Pre-draft measurables
| Height | Weight | Arm length | Hand span | Wingspan | 40-yard dash | 10-yard split | 20-yard split | 20-yard shuttle | Vertical jump | Broad jump |
| 5 ft 11+3⁄8 in (1.81 m) | 192 lb (87 kg) | 28+7⁄8 in (0.73 m) | 10 in (0.25 m) | 6 ft 0 in (1.83 m) | 4.67 s | 1.59 s | 2.65 s | 4.20 s | 33.5 in (0.85 m) | 9 ft 10 in (3.00 m) |
All values from the NFL Combine

==Career statistics==

Legend
| Bold | Career high |

===NFL===

==== Regular season ====

Year: Team; Games; Passing; Rushing; Sacks; Fumbles
GP: GS; Record; Cmp; Att; Pct; Yds; Avg; Lng; TD; Int; Rtg; Att; Yds; Avg; Lng; TD; Sck; SckY; Fum; Lost
2023: LAR; 0; 0; —; DNP
2024: LAR; 0; 0; —; DNP
2025: LAR; 0; 0; —; DNP
2026: LAR; 1; 0; 0–0; 2; 3; 66.7; 13; 4.3; 8; 0; 0; 75.7; 1; 9; 9.0; 9; 0; 0; 0; 0; 0
Career: 1; 0; 0–0; 2; 3; 66.7; 13; 4.3; 8; 0; 0; 75.7; 1; 9; 9.0; 9; 0; 0; 0; 0; 0

====Postseason====

Year: Team; Games; Passing; Rushing; Sacks; Fumbles
GP: GS; Record; Cmp; Att; Pct; Yds; Y/A; Lng; TD; Int; Rtg; Att; Yds; Avg; Lng; TD; Sck; SckY; Fum; Lost
2023: LAR; 0; 0; —; DNP
2024: LAR; 0; 0; —; DNP
2025: LAR; 0; 0; —; DNP
Career: 0; 0; 0–0; 0; 0; 0.0; 0; 0.0; 0; 0; 0; 0.0; 0; 0; 0.0; 0; 0; 0; 0; 0; 0

== Personal life ==
Stetson Bennett IV is the son of Denise and Stetson Bennett III. His parents met at and graduated from the University of Georgia College of Pharmacy.

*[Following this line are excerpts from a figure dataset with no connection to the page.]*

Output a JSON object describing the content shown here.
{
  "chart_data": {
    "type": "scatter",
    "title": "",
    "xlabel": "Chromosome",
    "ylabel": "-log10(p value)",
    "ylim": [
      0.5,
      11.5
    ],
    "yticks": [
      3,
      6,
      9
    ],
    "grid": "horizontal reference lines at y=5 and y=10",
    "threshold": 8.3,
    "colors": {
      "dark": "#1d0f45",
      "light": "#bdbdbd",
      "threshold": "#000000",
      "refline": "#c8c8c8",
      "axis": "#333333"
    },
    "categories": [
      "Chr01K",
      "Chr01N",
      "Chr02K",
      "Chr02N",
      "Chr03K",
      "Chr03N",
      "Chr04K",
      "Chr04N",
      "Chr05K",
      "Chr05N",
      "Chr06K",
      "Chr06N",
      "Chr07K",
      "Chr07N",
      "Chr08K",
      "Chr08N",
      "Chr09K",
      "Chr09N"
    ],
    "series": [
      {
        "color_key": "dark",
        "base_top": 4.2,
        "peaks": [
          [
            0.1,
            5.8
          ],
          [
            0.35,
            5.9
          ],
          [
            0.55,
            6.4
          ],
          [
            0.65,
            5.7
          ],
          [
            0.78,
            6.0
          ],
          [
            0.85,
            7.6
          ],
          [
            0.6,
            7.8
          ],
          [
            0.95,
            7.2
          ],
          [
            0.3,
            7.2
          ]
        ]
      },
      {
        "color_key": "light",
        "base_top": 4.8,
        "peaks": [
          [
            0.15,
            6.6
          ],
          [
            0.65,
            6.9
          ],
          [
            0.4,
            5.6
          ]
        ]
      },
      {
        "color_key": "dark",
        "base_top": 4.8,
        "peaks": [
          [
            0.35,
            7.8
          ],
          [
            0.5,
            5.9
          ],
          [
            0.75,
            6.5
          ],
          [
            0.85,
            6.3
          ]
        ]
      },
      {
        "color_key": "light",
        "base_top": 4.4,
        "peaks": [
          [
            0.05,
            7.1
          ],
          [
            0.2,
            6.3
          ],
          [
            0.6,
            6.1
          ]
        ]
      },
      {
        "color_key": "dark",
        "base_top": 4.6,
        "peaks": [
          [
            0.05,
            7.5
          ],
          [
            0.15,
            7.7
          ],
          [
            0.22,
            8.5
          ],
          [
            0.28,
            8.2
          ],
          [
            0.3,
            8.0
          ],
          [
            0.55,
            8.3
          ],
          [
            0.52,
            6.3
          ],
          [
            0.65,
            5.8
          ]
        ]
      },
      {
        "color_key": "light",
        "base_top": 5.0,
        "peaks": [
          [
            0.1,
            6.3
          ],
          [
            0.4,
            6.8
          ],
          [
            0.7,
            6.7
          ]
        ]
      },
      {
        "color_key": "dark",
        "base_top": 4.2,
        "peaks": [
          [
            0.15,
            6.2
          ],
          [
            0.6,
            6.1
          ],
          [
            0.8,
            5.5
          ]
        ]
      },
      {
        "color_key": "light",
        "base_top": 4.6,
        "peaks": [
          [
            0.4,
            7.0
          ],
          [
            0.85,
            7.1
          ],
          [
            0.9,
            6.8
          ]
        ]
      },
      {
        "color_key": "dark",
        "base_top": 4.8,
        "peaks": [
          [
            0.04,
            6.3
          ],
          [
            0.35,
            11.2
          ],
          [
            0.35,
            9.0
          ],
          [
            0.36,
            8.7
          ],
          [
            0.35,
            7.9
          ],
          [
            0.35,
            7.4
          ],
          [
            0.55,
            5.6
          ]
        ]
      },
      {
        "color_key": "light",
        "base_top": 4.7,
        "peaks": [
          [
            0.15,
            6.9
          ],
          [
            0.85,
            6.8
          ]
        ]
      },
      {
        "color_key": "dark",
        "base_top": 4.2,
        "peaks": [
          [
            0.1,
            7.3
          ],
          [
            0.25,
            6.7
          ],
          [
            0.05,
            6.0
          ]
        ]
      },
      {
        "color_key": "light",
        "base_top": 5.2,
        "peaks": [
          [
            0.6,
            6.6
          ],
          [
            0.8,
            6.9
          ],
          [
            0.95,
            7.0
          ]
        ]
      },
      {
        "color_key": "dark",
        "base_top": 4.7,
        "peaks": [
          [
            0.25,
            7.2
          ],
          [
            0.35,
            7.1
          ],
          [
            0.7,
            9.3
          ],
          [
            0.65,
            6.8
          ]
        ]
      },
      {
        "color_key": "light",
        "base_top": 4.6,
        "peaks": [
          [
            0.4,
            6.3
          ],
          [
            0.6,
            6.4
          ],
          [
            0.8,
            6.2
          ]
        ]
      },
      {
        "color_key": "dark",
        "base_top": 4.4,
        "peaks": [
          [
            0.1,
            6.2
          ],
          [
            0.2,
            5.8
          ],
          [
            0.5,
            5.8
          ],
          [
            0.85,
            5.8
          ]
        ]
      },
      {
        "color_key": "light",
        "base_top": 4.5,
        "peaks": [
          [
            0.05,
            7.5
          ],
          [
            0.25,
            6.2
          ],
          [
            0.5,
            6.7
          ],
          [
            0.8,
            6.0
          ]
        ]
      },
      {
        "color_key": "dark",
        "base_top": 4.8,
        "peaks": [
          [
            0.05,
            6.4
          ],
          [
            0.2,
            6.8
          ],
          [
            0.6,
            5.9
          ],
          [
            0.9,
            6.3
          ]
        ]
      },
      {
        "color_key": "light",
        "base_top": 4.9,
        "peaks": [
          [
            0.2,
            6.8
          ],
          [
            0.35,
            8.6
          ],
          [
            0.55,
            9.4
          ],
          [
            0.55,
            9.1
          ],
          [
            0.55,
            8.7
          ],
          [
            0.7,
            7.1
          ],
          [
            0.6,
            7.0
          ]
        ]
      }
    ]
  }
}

Bennett is the grandson of Buddy Bennett, who played quarterback for the South Carolina Gamecocks from 1958 to 1960 and later was a coach.

On January 28, 2023, Bennett was arrested in Dallas, Texas on public intoxication charges after banging on doors in a residential area at 6 a.m.